Public may vote on Miami pit bull ordinance

From ANIMAL PEOPLE,  March 2012:

Public may vote on Miami pit bull ordinance

MIAMI,  Florida–The Miami-Dade County public safety and health care administration committee on February 14,  2012 recommended to the county commission that voters should be asked on the August 2012 county ballot whether a 23-year-old ban on possession of pit bulls should be repealed.  This would apparently be the first time anywhere for a pit bull ban to be put before voters.

Long-smouldering opposition to the Miami-Dade ordinance caught fire in December 2011,  after the Miami Marlins signed pitcher Mark Buehrle,  a Best Friends Animal Society celebrity spokesperson, to a four-year contract for $58 million.  Buehrle,  who has a pit bull,  howled to media that the ordinance obliges him to live in neighboring Broward County.

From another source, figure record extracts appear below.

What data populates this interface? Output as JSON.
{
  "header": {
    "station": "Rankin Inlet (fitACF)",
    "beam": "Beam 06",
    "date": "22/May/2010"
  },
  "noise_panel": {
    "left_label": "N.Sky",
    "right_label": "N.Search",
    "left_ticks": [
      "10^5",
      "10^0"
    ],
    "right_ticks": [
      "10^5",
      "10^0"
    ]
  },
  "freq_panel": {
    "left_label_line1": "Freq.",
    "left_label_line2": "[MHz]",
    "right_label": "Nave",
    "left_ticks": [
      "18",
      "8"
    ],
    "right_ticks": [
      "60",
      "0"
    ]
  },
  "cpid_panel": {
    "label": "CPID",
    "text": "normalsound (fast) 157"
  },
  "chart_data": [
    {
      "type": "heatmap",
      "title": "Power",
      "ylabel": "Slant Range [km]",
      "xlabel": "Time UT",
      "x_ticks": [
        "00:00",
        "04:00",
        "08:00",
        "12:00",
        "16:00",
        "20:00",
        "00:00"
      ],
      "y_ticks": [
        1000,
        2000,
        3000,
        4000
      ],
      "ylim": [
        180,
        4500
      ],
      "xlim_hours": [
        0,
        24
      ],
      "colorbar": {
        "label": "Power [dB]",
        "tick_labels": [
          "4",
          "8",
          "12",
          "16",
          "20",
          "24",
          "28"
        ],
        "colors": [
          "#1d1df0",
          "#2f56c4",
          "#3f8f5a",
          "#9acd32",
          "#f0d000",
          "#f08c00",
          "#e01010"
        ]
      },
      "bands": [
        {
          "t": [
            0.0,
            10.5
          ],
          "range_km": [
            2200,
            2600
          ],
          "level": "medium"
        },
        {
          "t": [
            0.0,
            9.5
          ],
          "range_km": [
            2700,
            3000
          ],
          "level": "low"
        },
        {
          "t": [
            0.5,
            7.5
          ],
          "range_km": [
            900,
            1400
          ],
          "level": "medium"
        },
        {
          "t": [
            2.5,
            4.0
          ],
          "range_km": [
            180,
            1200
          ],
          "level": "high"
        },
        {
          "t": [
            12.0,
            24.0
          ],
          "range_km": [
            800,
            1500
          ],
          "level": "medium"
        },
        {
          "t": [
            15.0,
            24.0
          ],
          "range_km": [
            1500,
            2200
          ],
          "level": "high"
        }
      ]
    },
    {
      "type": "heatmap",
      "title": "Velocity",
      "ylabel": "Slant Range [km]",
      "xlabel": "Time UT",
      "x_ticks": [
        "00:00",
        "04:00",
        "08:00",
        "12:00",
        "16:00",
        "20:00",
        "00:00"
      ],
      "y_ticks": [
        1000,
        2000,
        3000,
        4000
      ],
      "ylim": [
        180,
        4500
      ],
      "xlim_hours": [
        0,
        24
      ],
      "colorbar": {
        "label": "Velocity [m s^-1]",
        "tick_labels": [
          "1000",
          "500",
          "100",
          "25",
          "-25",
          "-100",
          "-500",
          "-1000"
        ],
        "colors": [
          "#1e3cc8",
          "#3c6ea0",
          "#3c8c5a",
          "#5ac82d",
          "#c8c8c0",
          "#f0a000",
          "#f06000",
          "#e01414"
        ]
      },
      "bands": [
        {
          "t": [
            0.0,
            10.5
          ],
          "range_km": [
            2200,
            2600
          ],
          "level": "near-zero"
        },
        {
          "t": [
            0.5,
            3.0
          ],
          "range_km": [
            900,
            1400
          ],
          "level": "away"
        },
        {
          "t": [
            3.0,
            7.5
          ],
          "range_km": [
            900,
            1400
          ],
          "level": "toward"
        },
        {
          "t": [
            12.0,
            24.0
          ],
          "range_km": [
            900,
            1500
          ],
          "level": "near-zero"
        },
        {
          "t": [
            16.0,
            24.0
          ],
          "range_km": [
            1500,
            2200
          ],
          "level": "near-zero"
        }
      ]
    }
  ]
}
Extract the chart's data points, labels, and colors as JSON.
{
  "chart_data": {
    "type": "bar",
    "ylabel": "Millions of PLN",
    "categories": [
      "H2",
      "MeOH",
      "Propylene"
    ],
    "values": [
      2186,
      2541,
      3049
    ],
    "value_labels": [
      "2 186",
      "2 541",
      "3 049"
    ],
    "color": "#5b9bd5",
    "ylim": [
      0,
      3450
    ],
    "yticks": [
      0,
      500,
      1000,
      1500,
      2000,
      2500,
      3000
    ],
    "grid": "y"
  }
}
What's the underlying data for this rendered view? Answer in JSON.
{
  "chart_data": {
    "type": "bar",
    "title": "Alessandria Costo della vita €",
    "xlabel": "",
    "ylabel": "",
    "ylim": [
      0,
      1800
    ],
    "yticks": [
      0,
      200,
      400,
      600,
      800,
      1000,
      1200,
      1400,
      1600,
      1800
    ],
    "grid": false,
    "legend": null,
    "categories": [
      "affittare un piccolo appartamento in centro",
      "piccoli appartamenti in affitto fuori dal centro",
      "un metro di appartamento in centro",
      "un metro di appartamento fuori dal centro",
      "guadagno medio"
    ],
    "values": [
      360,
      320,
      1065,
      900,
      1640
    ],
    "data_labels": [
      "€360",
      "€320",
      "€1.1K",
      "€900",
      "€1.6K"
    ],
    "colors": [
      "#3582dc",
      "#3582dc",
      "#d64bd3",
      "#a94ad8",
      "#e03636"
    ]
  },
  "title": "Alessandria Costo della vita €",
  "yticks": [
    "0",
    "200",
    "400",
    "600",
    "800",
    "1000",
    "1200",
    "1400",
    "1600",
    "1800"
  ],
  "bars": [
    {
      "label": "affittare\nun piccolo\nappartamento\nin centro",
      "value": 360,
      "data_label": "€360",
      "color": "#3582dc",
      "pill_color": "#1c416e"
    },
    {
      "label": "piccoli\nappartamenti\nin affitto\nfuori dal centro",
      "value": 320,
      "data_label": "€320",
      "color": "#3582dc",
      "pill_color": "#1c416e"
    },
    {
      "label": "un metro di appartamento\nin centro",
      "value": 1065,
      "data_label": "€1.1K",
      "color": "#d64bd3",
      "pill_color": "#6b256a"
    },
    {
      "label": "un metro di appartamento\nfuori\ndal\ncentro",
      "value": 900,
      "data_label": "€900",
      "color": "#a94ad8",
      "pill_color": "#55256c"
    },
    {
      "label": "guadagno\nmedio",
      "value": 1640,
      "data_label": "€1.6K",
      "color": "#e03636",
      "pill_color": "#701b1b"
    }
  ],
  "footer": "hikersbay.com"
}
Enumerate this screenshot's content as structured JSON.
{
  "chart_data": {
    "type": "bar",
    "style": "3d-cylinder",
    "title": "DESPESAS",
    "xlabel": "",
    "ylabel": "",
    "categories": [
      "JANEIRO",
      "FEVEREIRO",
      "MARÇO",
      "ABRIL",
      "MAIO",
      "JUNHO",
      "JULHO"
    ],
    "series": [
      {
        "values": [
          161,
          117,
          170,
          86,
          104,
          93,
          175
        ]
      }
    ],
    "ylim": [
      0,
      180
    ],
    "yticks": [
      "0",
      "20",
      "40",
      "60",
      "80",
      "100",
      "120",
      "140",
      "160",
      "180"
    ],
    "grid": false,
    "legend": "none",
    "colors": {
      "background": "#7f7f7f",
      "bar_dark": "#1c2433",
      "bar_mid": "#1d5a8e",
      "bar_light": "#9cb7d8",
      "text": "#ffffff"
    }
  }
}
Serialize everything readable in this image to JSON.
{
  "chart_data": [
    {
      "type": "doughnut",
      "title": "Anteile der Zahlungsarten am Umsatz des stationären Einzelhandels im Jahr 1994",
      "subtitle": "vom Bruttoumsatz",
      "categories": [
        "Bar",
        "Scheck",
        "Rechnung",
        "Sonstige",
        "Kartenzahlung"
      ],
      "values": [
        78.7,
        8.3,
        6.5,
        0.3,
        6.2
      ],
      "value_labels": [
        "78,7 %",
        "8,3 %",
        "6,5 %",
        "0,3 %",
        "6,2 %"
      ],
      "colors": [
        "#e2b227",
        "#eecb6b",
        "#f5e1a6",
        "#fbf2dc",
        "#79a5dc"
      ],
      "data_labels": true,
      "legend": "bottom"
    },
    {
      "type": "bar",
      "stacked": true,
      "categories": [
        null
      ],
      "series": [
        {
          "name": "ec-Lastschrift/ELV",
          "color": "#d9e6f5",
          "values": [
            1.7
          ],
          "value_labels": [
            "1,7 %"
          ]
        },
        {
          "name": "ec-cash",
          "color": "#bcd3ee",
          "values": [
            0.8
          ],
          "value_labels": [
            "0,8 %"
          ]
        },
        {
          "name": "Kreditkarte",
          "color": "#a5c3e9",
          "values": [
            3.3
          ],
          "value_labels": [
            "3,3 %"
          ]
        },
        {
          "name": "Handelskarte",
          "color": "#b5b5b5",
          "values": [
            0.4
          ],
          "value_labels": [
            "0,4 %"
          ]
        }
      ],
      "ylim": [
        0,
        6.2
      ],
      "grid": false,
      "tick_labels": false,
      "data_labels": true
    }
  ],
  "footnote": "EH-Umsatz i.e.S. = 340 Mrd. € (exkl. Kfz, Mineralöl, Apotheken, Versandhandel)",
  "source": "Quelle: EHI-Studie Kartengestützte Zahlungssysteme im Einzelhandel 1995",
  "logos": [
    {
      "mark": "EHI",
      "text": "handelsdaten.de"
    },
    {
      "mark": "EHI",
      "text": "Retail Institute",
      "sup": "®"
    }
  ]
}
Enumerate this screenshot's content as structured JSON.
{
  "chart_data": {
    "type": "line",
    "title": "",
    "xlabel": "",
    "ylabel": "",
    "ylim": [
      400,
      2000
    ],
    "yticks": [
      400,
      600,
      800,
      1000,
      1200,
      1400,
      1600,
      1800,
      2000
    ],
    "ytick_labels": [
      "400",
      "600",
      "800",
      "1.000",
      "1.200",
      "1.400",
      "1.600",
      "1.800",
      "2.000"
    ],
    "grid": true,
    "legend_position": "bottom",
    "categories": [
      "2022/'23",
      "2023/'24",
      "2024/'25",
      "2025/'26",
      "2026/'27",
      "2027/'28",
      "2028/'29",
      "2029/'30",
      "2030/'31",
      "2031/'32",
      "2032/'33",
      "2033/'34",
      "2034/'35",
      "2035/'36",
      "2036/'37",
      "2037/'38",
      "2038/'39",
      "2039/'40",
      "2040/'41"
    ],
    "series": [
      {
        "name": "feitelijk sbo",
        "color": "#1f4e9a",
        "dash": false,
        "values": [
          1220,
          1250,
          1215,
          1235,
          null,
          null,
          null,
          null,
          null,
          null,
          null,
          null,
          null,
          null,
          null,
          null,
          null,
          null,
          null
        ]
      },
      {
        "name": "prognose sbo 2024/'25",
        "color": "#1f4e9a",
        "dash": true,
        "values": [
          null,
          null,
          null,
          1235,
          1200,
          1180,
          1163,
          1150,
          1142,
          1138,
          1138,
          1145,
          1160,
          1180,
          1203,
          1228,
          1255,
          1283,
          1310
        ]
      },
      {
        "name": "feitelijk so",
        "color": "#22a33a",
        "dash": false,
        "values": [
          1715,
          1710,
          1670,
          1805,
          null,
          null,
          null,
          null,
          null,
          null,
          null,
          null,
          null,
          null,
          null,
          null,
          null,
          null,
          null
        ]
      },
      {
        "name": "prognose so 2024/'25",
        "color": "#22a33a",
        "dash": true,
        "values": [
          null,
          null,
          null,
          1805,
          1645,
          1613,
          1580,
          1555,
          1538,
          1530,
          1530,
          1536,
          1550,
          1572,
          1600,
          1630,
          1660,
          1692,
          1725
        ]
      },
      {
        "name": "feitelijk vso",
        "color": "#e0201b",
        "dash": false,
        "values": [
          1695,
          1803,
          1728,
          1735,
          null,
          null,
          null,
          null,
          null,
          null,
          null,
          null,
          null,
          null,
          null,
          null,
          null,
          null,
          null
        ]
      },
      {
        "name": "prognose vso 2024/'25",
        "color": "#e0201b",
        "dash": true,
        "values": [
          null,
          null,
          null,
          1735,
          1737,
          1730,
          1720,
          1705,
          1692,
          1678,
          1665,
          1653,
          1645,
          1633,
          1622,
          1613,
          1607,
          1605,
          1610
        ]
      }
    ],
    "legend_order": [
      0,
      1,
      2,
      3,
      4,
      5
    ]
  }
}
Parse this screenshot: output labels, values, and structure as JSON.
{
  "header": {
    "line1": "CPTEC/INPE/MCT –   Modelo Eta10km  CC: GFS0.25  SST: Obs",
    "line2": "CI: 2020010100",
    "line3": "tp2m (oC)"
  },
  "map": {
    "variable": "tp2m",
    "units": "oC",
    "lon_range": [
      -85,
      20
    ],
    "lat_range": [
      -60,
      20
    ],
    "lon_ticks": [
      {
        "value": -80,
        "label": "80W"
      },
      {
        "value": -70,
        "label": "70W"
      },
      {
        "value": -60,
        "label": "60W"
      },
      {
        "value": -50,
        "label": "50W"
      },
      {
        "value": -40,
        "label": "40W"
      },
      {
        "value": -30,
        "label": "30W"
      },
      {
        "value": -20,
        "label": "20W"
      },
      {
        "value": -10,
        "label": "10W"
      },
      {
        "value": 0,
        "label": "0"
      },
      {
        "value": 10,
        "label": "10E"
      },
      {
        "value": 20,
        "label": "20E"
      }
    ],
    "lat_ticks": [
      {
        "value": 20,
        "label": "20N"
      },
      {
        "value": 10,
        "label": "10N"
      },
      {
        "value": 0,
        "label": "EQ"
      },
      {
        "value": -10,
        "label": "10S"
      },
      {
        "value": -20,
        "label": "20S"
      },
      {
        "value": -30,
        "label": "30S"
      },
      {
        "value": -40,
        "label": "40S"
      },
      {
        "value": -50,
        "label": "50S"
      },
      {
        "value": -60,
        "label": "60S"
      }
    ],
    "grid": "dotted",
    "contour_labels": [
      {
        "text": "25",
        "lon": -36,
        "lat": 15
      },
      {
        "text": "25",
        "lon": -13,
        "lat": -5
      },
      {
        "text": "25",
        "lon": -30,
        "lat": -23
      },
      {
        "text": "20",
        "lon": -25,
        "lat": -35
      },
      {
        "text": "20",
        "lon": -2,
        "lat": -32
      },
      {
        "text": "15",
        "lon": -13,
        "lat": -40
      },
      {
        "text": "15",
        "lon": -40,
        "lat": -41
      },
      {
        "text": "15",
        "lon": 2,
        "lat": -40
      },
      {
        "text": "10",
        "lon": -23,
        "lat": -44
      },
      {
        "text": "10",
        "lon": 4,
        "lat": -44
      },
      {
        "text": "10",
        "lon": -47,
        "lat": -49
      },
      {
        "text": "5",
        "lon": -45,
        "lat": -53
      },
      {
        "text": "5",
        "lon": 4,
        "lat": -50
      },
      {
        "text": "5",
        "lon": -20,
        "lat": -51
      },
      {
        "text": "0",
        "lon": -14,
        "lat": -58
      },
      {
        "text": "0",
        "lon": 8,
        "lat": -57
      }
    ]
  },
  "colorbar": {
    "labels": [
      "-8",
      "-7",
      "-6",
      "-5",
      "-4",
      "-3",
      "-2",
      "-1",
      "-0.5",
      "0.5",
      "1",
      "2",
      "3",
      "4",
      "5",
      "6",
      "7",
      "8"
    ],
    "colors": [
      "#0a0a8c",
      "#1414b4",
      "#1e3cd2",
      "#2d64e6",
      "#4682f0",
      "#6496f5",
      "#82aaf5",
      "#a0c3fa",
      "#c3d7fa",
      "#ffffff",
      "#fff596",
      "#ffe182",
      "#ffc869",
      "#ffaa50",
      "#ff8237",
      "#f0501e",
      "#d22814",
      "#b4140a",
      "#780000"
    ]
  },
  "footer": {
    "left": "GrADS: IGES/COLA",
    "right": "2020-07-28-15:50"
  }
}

Miami Republican state representative Carlos Trujillo in January 2012 introduced a bill to overturn the Miami-Dade ordinance. Trujillo “indicated from Tallahassee that he would stop pushing his bill if commissioners follow through on putting the pit-bull ban to voters,”  the Miami Herald reported.

“I think it’s only fair that the people of Dade County decide,”  Trujillo told the Miami Herald.

Pit bull advocates expressed confidence that the ordinance would be repealed,  but at least 10 newspaper public opinion surveys conducted in the U.S. since 2005 have shown respondents favoring restrictions on possession of pit bulls.  The majorities have ranged from 50% to 69%,  with the average at 59% and the median at 63%.

Miami-Dade enacted the pit bull ordinance,  imposing a fine of up to $500 for keeping a pit bull,  in 1989,  soon after a disfiguring attack on an eight-year-old girl,  and just ahead of the 1990 passage of a state law prohibiting new breed-specific legislation,  which exempted Miami.

Calls for the Miami ordinance began in 1945,  after Miami resident Doretta Zinke,  39,  was killed during an evening walk by nine pit bull terriers kept by Joe Munn,  43,  of Hialeah.  Pit bulls had already killed more people in the U.S. than all other breeds combined,  according to archival research by Dogsbite.com,  but Zinke was the first victim whose death drew national notice.   Twenty-six pit bulls,  some implicated in previous attacks on humans,  were impounded from Munn and killed,  despite hundreds of calls of protest from pit bull advocates to the Humane Society of Greater Miami, which then held the Miami animal control contract.  Munn served one year of a five-year prison sentence for manslaughter.  Back in Miami, Munn acquired more pit bulls,  two of whom in 1955 mauled Harry Smalley,  73,  after attacking Smalley’s dog.

ANIMAL PEOPLE found in 2009 that Miami-Dade County ranked second only to Denver among major U.S. cities in fewest pit bulls impounded and killed per 1,000 human residents.  New York City and San Francisco ranked third and fourth.  Denver has a limited restriction on possession of pit bulls;  San Francisco requires that pit bulls be neutered.
In the three fiscal years before the San Francisco ordinance took effect in 2006,  the city Department of Animal Care & Control impounded 1,891 pit bulls,  210 of them for biting,  and killed 1,129 pit bulls.  In the three most recent fiscal years,  San Francisco impounded 956 pit bulls,  39 for biting,  and killed 873–declines of 50%,  81%,  and 26%,  respectively.